Two-Drug Combination Therapy for Multi-Drug Resistant TB

PAI is reformulating two drugs as a combination therapy that could be effective against multi-drug resistant TB.

We are collaborating on developing a new therapy for TB. By delivering the drug straight to the site where the organism mostly grows in a convenient and low cost inhaler we intend to produce a therapeutic strategy that lowers the amount of drug needed, can be delivered by users at home, and that may be effective against various forms of tuberculosis including drug resistant forms.

Leveraging the immune system to treat TB.

Our second platform is based on standard bioinformatic searches combined with neural nets to search a genome to identify antigenic epitopes, including repeat sequences and T cell epitopes. Here we screen and rank targets, we identify full length sequences and predicted cellular location wherever possible and confirm the specificity of these sequences by evaluating against the genomes of other organisms. Following target ranking we can assist in the design, expression and purification of recombinant target proteins.
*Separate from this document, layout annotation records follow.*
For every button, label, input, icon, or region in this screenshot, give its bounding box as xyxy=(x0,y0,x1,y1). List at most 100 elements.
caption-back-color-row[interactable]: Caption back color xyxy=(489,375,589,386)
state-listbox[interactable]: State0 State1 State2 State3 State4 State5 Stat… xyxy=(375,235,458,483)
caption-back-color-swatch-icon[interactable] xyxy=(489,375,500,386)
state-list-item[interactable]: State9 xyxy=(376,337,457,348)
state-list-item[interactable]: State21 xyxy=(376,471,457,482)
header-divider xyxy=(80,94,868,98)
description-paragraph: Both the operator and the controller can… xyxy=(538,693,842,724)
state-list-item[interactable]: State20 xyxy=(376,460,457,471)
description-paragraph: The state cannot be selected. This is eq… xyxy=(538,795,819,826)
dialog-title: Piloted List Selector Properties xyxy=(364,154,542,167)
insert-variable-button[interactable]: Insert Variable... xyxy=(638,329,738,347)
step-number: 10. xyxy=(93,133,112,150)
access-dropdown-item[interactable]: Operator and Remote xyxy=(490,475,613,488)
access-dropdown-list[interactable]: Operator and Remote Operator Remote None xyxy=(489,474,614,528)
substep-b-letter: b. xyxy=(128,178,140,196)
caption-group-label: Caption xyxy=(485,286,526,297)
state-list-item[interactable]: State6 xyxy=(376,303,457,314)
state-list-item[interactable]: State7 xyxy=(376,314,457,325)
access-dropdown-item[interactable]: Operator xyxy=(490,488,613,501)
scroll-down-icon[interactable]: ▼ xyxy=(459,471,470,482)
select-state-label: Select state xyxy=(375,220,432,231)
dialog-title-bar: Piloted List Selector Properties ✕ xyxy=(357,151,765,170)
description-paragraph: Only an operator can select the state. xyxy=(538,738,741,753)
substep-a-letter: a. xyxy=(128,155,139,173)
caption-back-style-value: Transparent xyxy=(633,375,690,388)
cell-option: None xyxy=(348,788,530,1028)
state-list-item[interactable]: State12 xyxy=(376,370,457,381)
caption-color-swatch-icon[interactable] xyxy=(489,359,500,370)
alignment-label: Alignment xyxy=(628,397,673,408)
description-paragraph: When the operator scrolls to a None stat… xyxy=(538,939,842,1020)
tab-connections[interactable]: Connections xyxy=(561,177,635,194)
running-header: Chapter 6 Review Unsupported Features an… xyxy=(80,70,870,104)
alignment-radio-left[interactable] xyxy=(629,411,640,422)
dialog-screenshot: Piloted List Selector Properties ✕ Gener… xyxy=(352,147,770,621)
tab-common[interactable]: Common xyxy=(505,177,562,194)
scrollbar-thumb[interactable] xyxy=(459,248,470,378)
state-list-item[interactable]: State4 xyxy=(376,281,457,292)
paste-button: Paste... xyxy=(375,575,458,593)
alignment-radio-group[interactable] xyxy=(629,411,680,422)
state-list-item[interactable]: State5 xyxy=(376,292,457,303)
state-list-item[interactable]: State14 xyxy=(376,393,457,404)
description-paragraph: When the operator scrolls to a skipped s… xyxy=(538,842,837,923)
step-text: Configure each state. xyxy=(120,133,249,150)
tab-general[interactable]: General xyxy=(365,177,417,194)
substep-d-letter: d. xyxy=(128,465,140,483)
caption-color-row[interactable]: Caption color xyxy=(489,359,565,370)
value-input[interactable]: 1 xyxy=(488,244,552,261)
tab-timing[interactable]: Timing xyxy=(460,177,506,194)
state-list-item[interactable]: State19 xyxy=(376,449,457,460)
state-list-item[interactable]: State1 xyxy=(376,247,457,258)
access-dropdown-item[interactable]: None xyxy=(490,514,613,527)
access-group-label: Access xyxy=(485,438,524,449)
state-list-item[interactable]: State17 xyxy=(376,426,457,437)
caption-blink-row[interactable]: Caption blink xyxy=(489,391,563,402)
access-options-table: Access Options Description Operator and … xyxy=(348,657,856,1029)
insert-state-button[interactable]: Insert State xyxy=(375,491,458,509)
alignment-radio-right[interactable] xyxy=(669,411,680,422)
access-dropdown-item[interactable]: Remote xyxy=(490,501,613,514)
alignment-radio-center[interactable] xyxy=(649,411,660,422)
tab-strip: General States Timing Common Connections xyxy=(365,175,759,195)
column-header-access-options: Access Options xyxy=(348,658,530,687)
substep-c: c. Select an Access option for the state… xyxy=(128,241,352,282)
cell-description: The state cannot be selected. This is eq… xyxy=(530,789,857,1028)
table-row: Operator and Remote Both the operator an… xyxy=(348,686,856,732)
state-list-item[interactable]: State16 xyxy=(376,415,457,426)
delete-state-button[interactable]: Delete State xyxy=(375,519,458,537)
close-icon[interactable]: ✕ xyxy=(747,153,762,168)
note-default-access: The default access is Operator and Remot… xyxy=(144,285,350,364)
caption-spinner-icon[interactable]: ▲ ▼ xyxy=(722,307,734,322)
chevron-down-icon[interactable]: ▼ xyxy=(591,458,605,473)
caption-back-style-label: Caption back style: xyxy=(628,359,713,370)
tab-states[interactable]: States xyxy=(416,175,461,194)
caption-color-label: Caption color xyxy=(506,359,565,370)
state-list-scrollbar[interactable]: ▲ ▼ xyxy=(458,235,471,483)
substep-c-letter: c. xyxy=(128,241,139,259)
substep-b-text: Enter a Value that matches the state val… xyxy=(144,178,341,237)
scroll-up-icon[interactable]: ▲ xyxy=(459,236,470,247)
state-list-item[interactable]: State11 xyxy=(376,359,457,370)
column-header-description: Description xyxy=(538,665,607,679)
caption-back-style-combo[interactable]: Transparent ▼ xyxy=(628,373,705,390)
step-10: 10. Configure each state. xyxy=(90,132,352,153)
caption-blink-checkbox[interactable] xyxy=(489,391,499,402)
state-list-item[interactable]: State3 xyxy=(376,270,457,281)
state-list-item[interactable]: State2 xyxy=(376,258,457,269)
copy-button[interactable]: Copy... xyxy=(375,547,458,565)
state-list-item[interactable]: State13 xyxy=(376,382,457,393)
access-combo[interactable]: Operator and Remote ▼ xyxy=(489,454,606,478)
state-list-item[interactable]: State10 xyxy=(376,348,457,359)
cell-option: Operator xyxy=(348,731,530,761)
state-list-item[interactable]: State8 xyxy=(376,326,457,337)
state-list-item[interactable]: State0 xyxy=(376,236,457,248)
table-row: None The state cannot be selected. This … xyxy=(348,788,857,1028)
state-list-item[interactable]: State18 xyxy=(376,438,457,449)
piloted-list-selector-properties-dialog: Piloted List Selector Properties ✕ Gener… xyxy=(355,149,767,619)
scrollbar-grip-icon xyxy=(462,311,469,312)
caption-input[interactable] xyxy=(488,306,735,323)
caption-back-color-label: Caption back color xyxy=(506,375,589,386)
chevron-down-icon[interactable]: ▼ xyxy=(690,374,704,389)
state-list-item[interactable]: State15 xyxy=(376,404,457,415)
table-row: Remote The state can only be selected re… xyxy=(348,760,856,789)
Tuberculosis – A Deadly Disease with a Huge Global Burden

Tuberculosis continues to be the most serious cause of death from a single infectious micro-organism. Drug resistant tuberculosis is a particularly insidious manifestation of this disease for which alternative approaches to conventional therapy are required to facilitate treatment.  Despite heroic efforts to develop new drugs to treat tuberculosis a very small number are currently in late stage development. New strategies that involve consideration of the pharmaceutical properties of old and new drugs are needed to improve efficacy and facilitate approval of next generation combination therapies. Poor solubility and bio-availability of efficacious compounds commonly leads to discontinuation of their development. However, formulation approaches can be employed to improve these properties and alternative routes of administration may further increase their therapeutic effect.